Newly classified cables by the US State Department accuse Pakistan's ISI of funding a 2009 terror attack on CIA officers in Afghanistan.

Pakistan’s intelligence agency may have provided terror groups with the necessary funds to carry out a deadly attack on a US Central Intelligence Agency (CIA) base in Afghanistan, newly declassified US State Department cables allege.

The heavily redacted cable, which was released by The National Security Archive at George Washington University on Wednesday, was sent about two weeks after the attack on December 30, 2009, and details an alleged meeting between operatives from the al-Qaeda affiliate Haqqani network and a number of unidentified officers with Pakistan’s Inter-Services Intelligence (ISI).

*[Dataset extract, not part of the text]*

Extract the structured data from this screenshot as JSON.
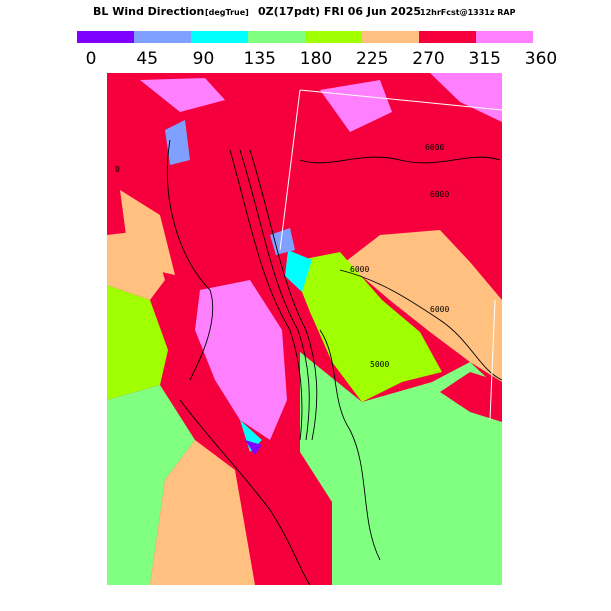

The US document states that according to “not finally evaluated intelligence” the ISI had given the terror network $200,000 to “enable” the attack on Forward Operating Base Chapman in Afghanistan’s Khost province.

Seven CIA officers and a Jordanian intelligence operative were killed during the attack that was carried out by a double agent, a Jordanian named Hammam Khalil Mohammed.

He was reportedly invited to the base to help the American spy agency track down senior al Qaeda operatives.

The CIA refused to answer questions about the report’s veracity, or whether there is stronger intelligence that concretely holds the ISI responsible for funding the Chapman bombing.

Another State Department cable that was also released on Wednesday under a Freedom of Information Act request stated that the Haqqani network’s leaders were holding monthly meetings with the ISI in the capital city of Islamabad as of late December 2009.

The unconfirmed allegations against Pakistan come in a time when according to a recent assessment by Islamabad, most of the Haqqani terrorist network has been obliterated by the country’s armed forces.

Sartaj Aziz, an adviser on national security and foreign affairs for Pakistani Prime Minister Nawaz Sharif, said in August of last year that most of the Haqqani network's base had been destroyed by an army operation that began in the North Waziristan tribal district.

The Haqqani network is allied with Taliban and al-Qaeda militants and has conducted many attacks against US targets, including the 2009 Camp Chapman bombing in eastern Afghanistan, which killed seven CIA agents.

Washington says future payments of hundreds of millions of dollars in military aid to Pakistan are contingent upon Islamabad’s eradication of the group.